NEW YORK (AP) — Colleen Hoover’s years as a published — and self-published — novelist have been one long, pleasant surprise.
The Texas-based writer broke through in 2012 when, through an Amazon.com program, she released “Slammed,” which became a showcase for how an author in the Internet age can succeed through luck and worth of mouth. Bloggers and social media helped the book grow a following online, and within months “Slammed” was on The New York Times e-book fiction list, despite having no organized publicity. By the end of the year, Hoover had self-published a best-selling sequel, “Point of No Retreat,” and signed a deal with the Simon & Schuster imprint Atria.
She has since been a prolific and reliably popular romance (sometimes called “New Adult”) and thriller writer, with more than 20 novels and novellas, including ”Maybe Someday,” “Confess” and the upcoming “Reminders of Him.” Her work has been in especially high demand this year — but not because of a new book, movie tie-in or other news event.
Because of TikTok.
Her novel “It Ends With Us,” first published in 2016, has been selling tens of thousands of copies a week and topping bestseller lists thanks largely to its popularity on #BookTok, the TikTok niche where young readers talk up their favorite works. Hoover joins a growing list of #BookTok’s surprise beneficiaries over the past couple of years, including Madeline Miller for “The Song of Achilles” and Matt Haig for “The Midnight Library.” Barnes & Noble has even set up special tables for #BookTok favorites.
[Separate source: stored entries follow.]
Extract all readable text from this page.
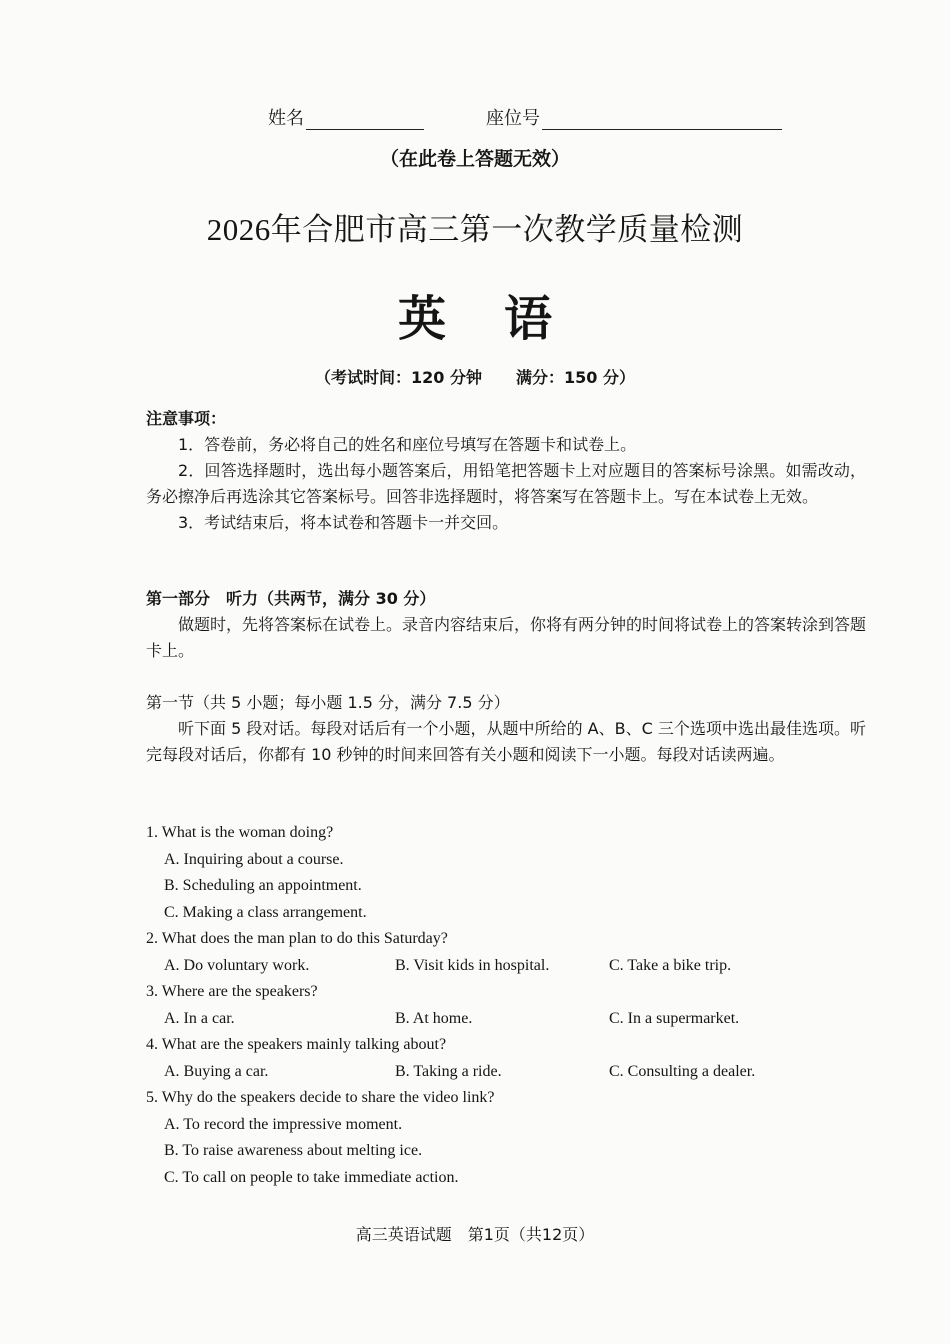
姓名	座位号
（在此卷上答题无效）
2026年合肥市高三第一次教学质量检测
英 语
（考试时间：120 分钟 满分：150 分）
注意事项：
1．答卷前，务必将自己的姓名和座位号填写在答题卡和试卷上。
2．回答选择题时，选出每小题答案后，用铅笔把答题卡上对应题目的答案标号涂黑。如需改动，务必擦净后再选涂其它答案标号。回答非选择题时，将答案写在答题卡上。写在本试卷上无效。
3．考试结束后，将本试卷和答题卡一并交回。
第一部分　听力（共两节，满分 30 分）
做题时，先将答案标在试卷上。录音内容结束后，你将有两分钟的时间将试卷上的答案转涂到答题卡上。
第一节（共 5 小题；每小题 1.5 分，满分 7.5 分）
听下面 5 段对话。每段对话后有一个小题，从题中所给的 A、B、C 三个选项中选出最佳选项。听完每段对话后，你都有 10 秒钟的时间来回答有关小题和阅读下一小题。每段对话读两遍。
1. What is the woman doing?
A. Inquiring about a course.
B. Scheduling an appointment.
C. Making a class arrangement.
2. What does the man plan to do this Saturday?
A. Do voluntary work.	B. Visit kids in hospital.	C. Take a bike trip.
3. Where are the speakers?
A. In a car.	B. At home.	C. In a supermarket.
4. What are the speakers mainly talking about?
A. Buying a car.	B. Taking a ride.	C. Consulting a dealer.
5. Why do the speakers decide to share the video link?
A. To record the impressive moment.
B. To raise awareness about melting ice.
C. To call on people to take immediate action.
高三英语试题　第1页（共12页）
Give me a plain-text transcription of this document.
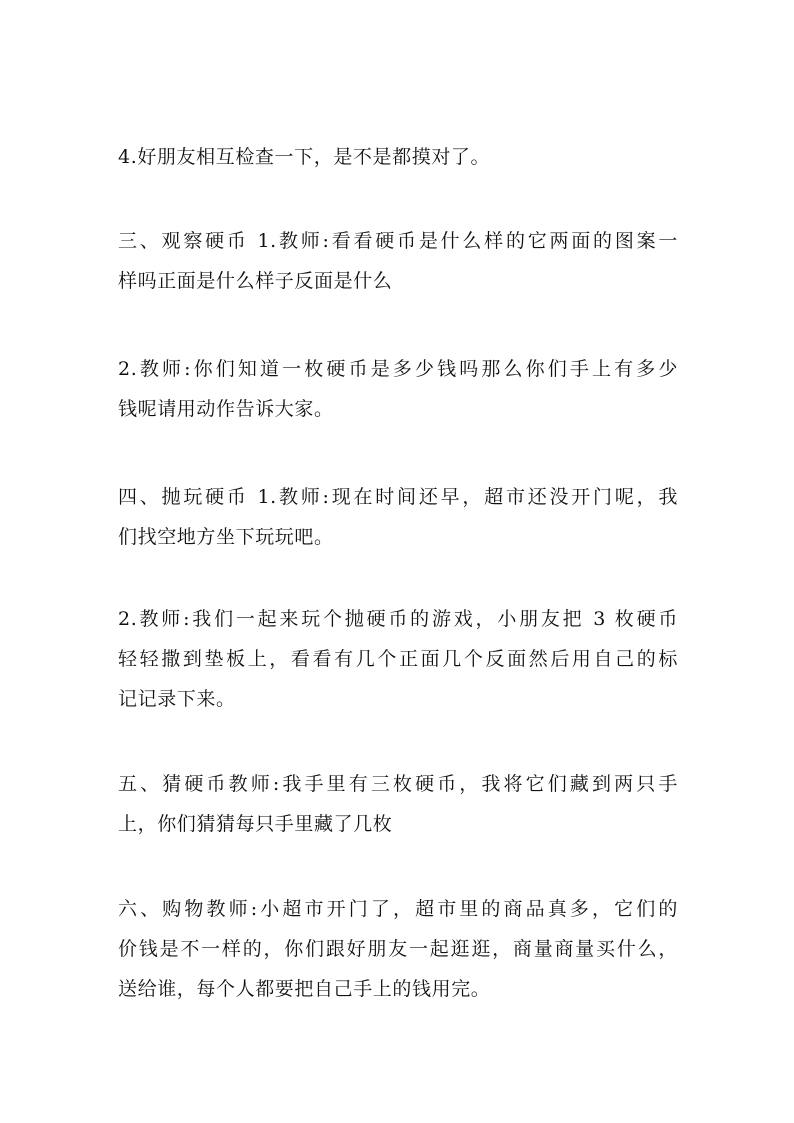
4.好朋友相互检查一下，是不是都摸对了。

三、观察硬币 1.教师:看看硬币是什么样的它两面的图案一
样吗正面是什么样子反面是什么

2.教师:你们知道一枚硬币是多少钱吗那么你们手上有多少
钱呢请用动作告诉大家。

四、抛玩硬币 1.教师:现在时间还早，超市还没开门呢，我
们找空地方坐下玩玩吧。

2.教师:我们一起来玩个抛硬币的游戏，小朋友把 3 枚硬币
轻轻撒到垫板上，看看有几个正面几个反面然后用自己的标
记记录下来。

五、猜硬币教师:我手里有三枚硬币，我将它们藏到两只手
上，你们猜猜每只手里藏了几枚

六、购物教师:小超市开门了，超市里的商品真多，它们的
价钱是不一样的，你们跟好朋友一起逛逛，商量商量买什么，
送给谁，每个人都要把自己手上的钱用完。
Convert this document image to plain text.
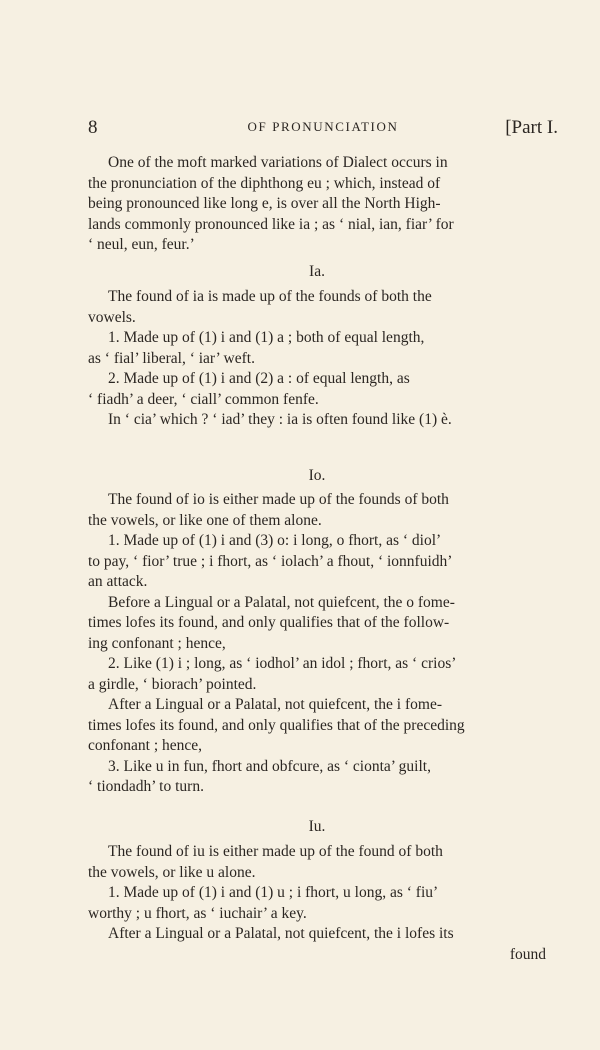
8	OF PRONUNCIATION	[Part I.

One of the moft marked variations of Dialect occurs in

the pronunciation of the diphthong eu ; which, instead of

being pronounced like long e, is over all the North High-

lands commonly pronounced like ia ; as ‘ nial, ian, fiar’ for

‘ neul, eun, feur.’

Ia.

The found of ia is made up of the founds of both the

vowels.

1. Made up of (1) i and (1) a ; both of equal length,

as ‘ fial’ liberal, ‘ iar’ weft.

2. Made up of (1) i and (2) a : of equal length, as

‘ fiadh’ a deer, ‘ ciall’ common fenfe.

In ‘ cia’ which ? ‘ iad’ they : ia is often found like (1) è.

Io.

The found of io is either made up of the founds of both

the vowels, or like one of them alone.

1. Made up of (1) i and (3) o: i long, o fhort, as ‘ diol’

to pay, ‘ fior’ true ; i fhort, as ‘ iolach’ a fhout, ‘ ionnfuidh’

an attack.

Before a Lingual or a Palatal, not quiefcent, the o fome-

times lofes its found, and only qualifies that of the follow-

ing confonant ; hence,

2. Like (1) i ; long, as ‘ iodhol’ an idol ; fhort, as ‘ crios’

a girdle, ‘ biorach’ pointed.

After a Lingual or a Palatal, not quiefcent, the i fome-

times lofes its found, and only qualifies that of the preceding

confonant ; hence,

3. Like u in fun, fhort and obfcure, as ‘ cionta’ guilt,

‘ tiondadh’ to turn.

Iu.

The found of iu is either made up of the found of both

the vowels, or like u alone.

1. Made up of (1) i and (1) u ; i fhort, u long, as ‘ fiu’

worthy ; u fhort, as ‘ iuchair’ a key.

After a Lingual or a Palatal, not quiefcent, the i lofes its

found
“Colleen Hoover has been a massive driver for customers over the last few months,” Shannon DeVito, Barnes & Noble’s director of books, said in a statement. “’It Ends With Us’ has been trending on #BooKTok since June and we have been selling upwards of 10,000 copies per week.”
In a recent phone interview, Hoover sounded both amazed at her fortune and afraid she might jinx it. She says she and her husband still enjoy eating Hamburger Helper, and she only reluctantly acknowledges that she doesn’t have to worry anymore about paying for the education for her three sons.
“We’re scared to really change our routine or act like the sales will last, or even go out and celebrate with a nice dinner,” she says. “It takes things a while to soak in for us.”
Born Margaret Colleen Fennell, the 41-year-old Hoover had thought of becoming a writer since she was a girl, but set it aside while at Texas A&M-Commerce, when she married Heath Hoover and had her first child. She continues to follow an unpredictable path. Atria published “It Ends With Us,” but Hoover still likes to self-publish some of her work, including the thriller “Verity.”
Even before #BookTok’s assist, she helped expose her own work to new readers by offering some of it for free in 2020 as a gesture of support during the start of the pandemic.
During her interview, Hoover talked about luck, inspiration, publishing and self-publishing:
ON HER FIRST NOVEL
“I did social work for several years and started writing my first book when I was 31 because I was bored; it was just a hobby. I was just doing it because I love to write. When I finished it, I remember my mother had gotten a Kindle for Christmas, so I wanted to get the book on her Kindle. I researched how to publish on Amazon and came across their self-publishing platform. I loaded up the book on New Year’s Day and told my friends on Facebook, ‘Hey, I wrote this story.’ I wasn’t even calling it a book.
“Everything took off from there. It was a bestseller by word of mouth. I had to use the Amazon tracking device to know how it was doing. Every day we were tracking sales, and my husband and I would be like, ‘Six people bought the book,’ and it went up and eventually it was in the hundreds.”
HER MOTIVATION FOR WRITING ‘IT ENDS WITH US’
“I got the idea because of my mother’s and father’s relationship. She and he divorced when I was 2. I don’t have a lot of recollections of what they went through, but I knew that he was abusive, and I never understood how it happened because she was such a strong and independent person. And I want to know how she got into that situation. I wanted to write the book from the perspective of my mother and how she went through it. I always say I write to entertain, I don’t write to inform or to educate. But this book was a different beast.”
WHY SHE STILL SELF-PUBLISHES
“I’ve just been doing it for so long. My sister is an editor and cover designer, so I have people in my family who help with aspects of it. I just really enjoy it. Also, I feel like when I published with a publisher, the successes are theirs, but the failures are mine. That’s just something I feel, or make myself feel. But with self-publishing, all the successes are mine, and all of the failures are mine.”
HER ADVICE FOR YOUNGER WRITERS
“A lot of people ask me ‘What’s your secret?’ And my answer is, ‘I don’t have one.’ It’s just been a lot of different things that led to this point. There’s no magic answer.”